Screen Resolution Issues on Lubuntu

I have a old wipro laptop around of 2008 2010. It used to window 7 but in horrible way. I decides switching to lubuntu 18.04 32bit version. When i tried it without installing it ran beautifully of laptop but after installation it got stuck at 640x480 resolution. When i used xrandr command it show xrandr failed to display driver or something. How to over come this?

Welcome to Ubuntu Discourse :slight_smile:

Your post was moved to its own topic for better support and because your issue has nothing to do with the topic where you posted originally.

It is almost always better to start your own topic when looking for help.

More importantly, Lubuntu 18.04 is no longer supported here and therefore you should consider upgrading immediately to a supported version.

You can find more information here:

Thanks

1 Like

Welcome to the community, adityaraj444 :wave:
It’s great to have you here.

As rubi1200 already mentioned, Lubuntu 18.04 is no longer supported, and because of that you may continue to face issues not only with display drivers, but also with updates, security, and application compatibility.

Regarding the screen resolution issue:

  • Very old laptops (around 2008–2010) often use legacy graphics chips.
  • After installation, the system may fail to load the proper graphics driver and fall back to a basic mode, which explains being stuck at 640×480.
  • When xrandr fails, it usually means that no working graphics driver is loaded.

Things you can try (with limited expectations):

lspci | grep -i vga

If the GPU is an old Intel chip, sometimes this helps:

sudo apt install xserver-xorg-video-intel

You can also check /var/log/Xorg.0.log for driver-related errors.

That said, even if the resolution issue is fixed, other problems are very likely due to the unsupported release. The best long-term solution would be to move to a currently supported lightweight distribution, which will give you better driver handling and overall stability.

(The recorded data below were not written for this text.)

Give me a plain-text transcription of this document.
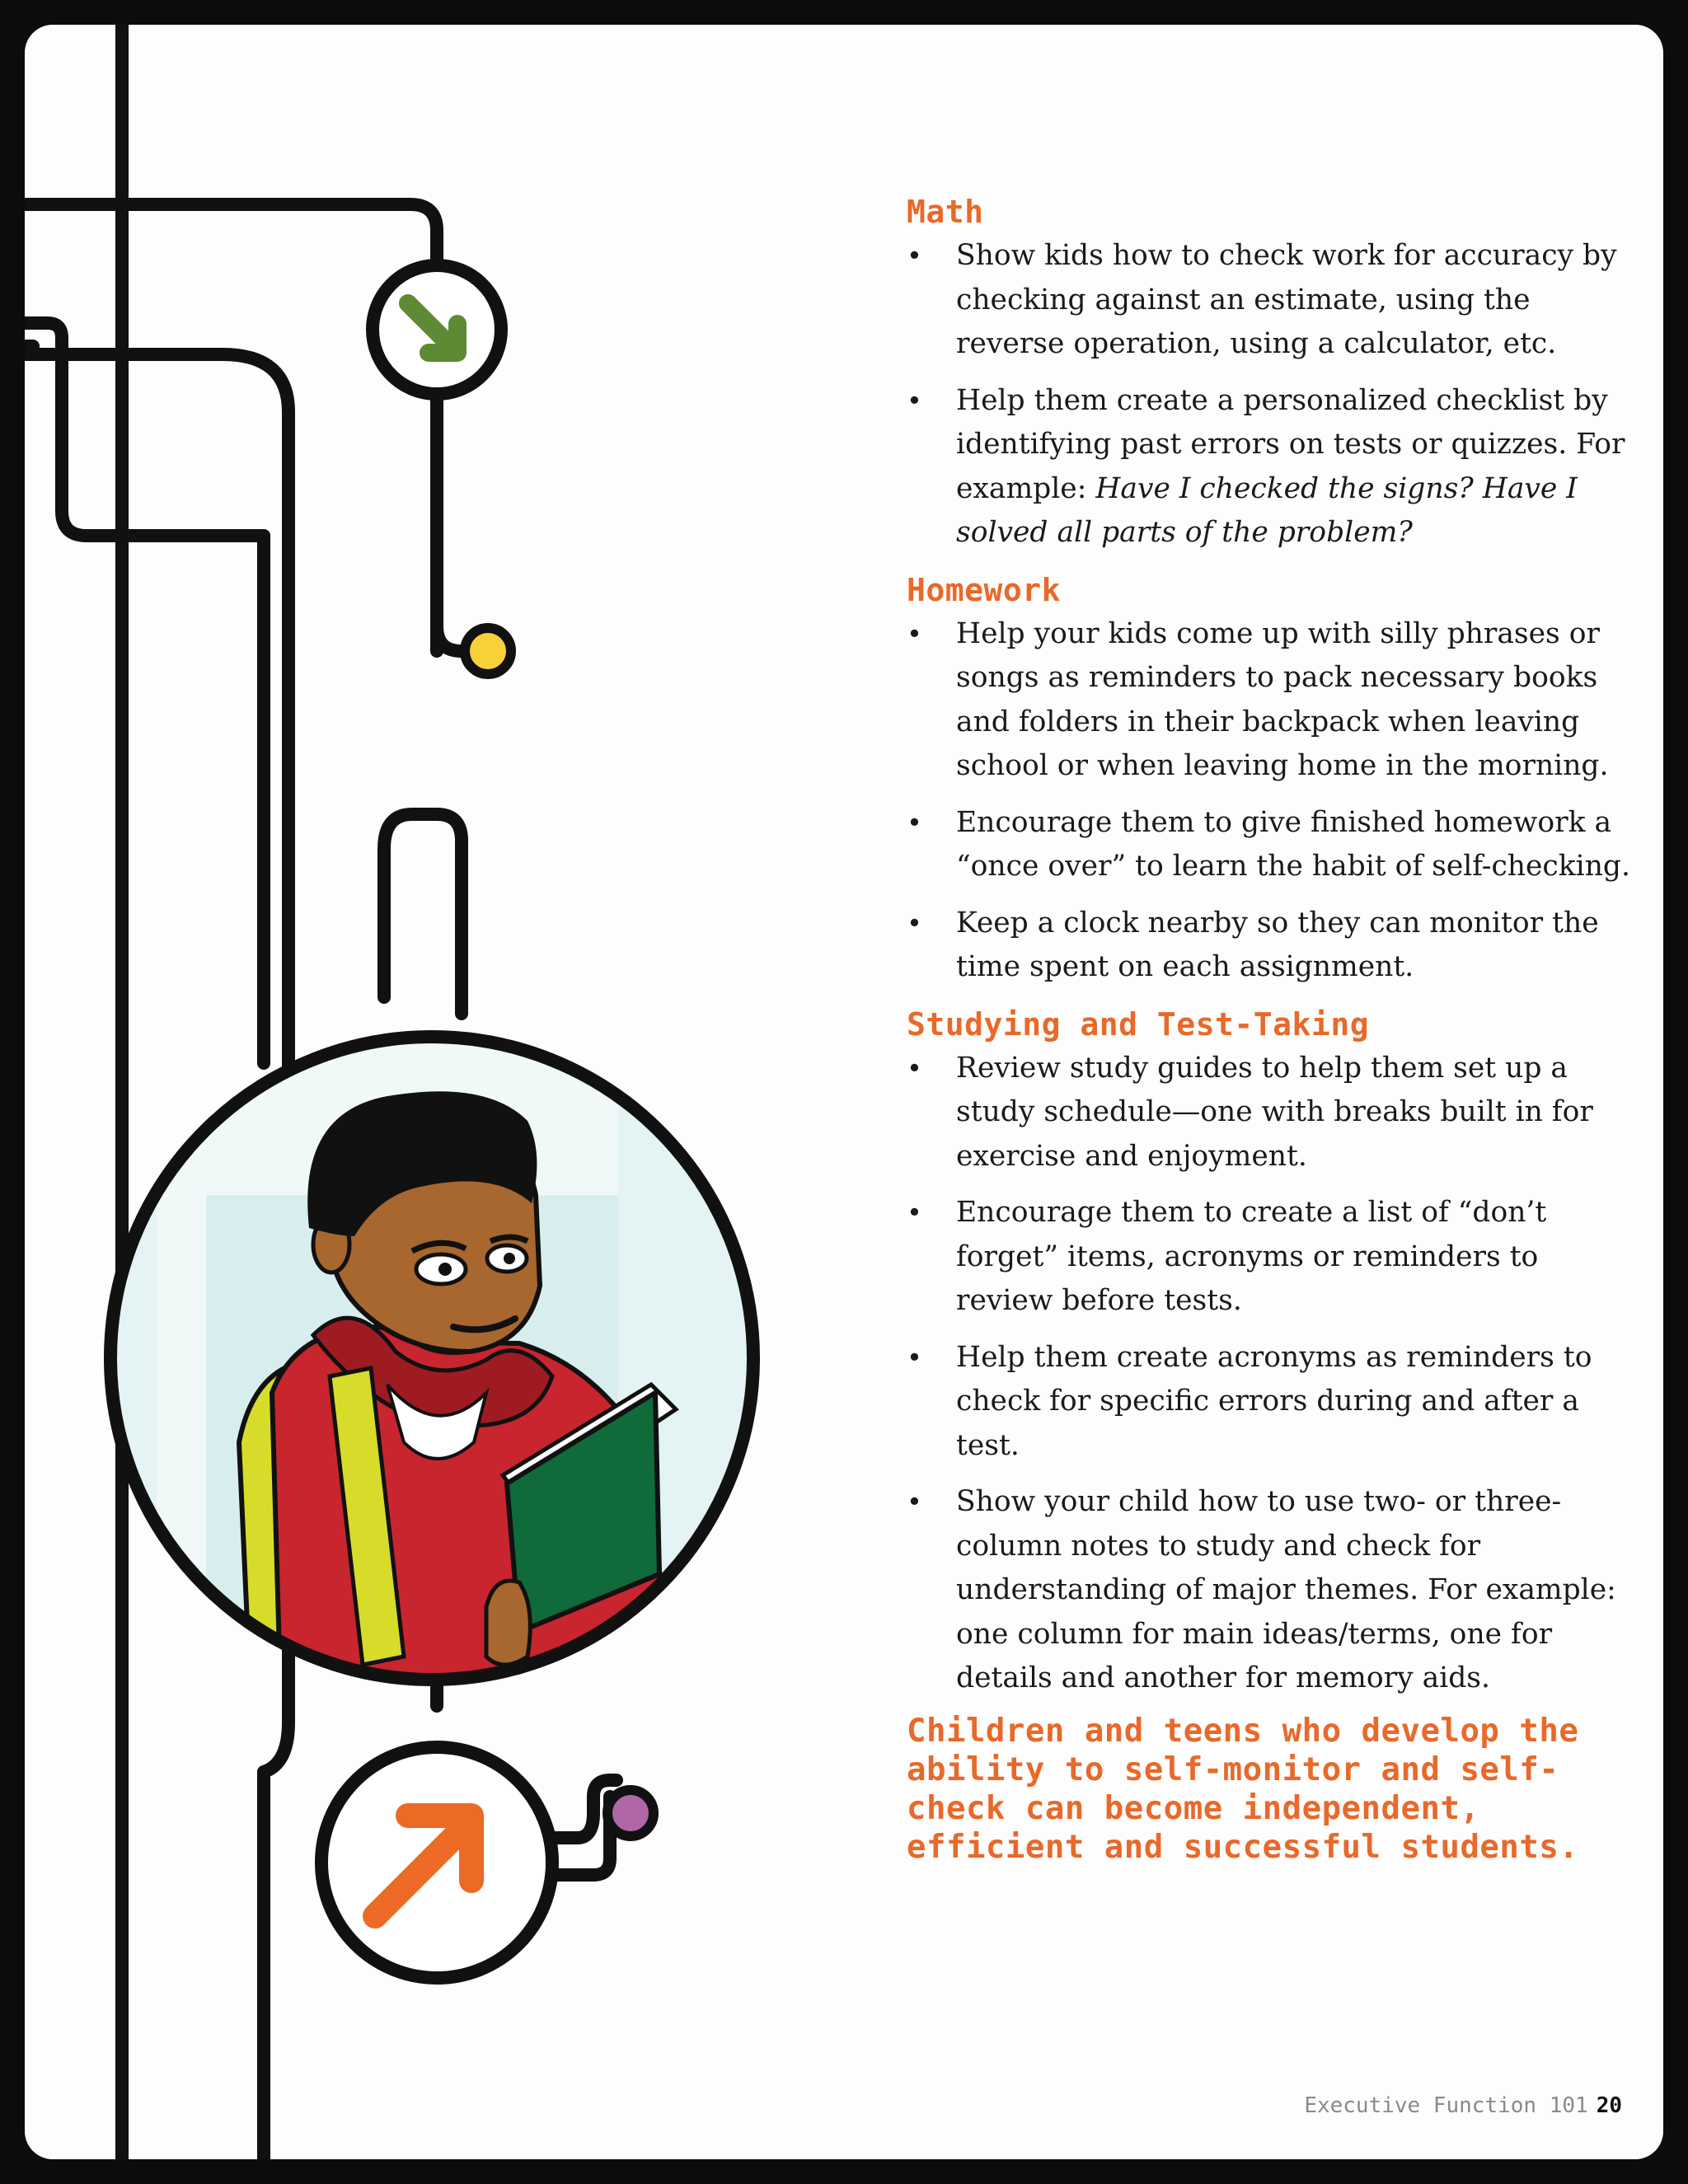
Math
• Show kids how to check work for accuracy by checking against an estimate, using the reverse operation, using a calculator, etc.
• Help them create a personalized checklist by identifying past errors on tests or quizzes. For example: Have I checked the signs? Have I solved all parts of the problem?
Homework
• Help your kids come up with silly phrases or songs as reminders to pack necessary books and folders in their backpack when leaving school or when leaving home in the morning.
• Encourage them to give finished homework a “once over” to learn the habit of self-checking.
• Keep a clock nearby so they can monitor the time spent on each assignment.
Studying and Test-Taking
• Review study guides to help them set up a study schedule—one with breaks built in for exercise and enjoyment.
• Encourage them to create a list of “don’t forget” items, acronyms or reminders to review before tests.
• Help them create acronyms as reminders to check for specific errors during and after a test.
• Show your child how to use two- or three-column notes to study and check for understanding of major themes. For example: one column for main ideas/terms, one for details and another for memory aids.
Children and teens who develop the ability to self-monitor and self-check can become independent, efficient and successful students.
Executive Function 101 20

Hope this helps, and welcome again to the community :slightly_smiling_face:

I’ve closed the question as per @rubi1200’s prior reply; ie. it’s outside of Support and Help rules on supported releases.

The oldest device I use in Quality Assurance testing for Lubuntu (and other releases) is actually from 2007, and it’ll run all currently released products, as do other devices I have from ~2008.

The only 32-bit architecture still supported by Ubuntu is the ARM (armhf), though i386 (32-bit x86) is supported a secondary architecture (ie. amd64 or a 64-bit install can also use i386 packages/binaries).

If you’re using your 18.04 system offline (and thus can ignore security/safety given your system is EOL), I’d work out what you’re using for starters, as Lubuntu 18.04 LTS was released with 2 installers, and 7 different ISOs where 3 used the GA kernel (2 installers available) & the rest used HWE kernel & were only available a single installer.

The importance of kernel stack is it dictates kernel modules, which are commonly called drivers… and some older hardware did benefit from the older GA stack, whilst other wasn’t was equal with both, though some also preferred HWE but that was usually newer hardware than yours. You only specified 18.04 and not which kernel stack you used (set by install media as Lubuntu provided many). Refer to documentation for help on this, as we haven’t supported that release in years.

We can help you if you use a supported release, but Lubuntu 18.04 LTS isn’t supported as already stated sorry.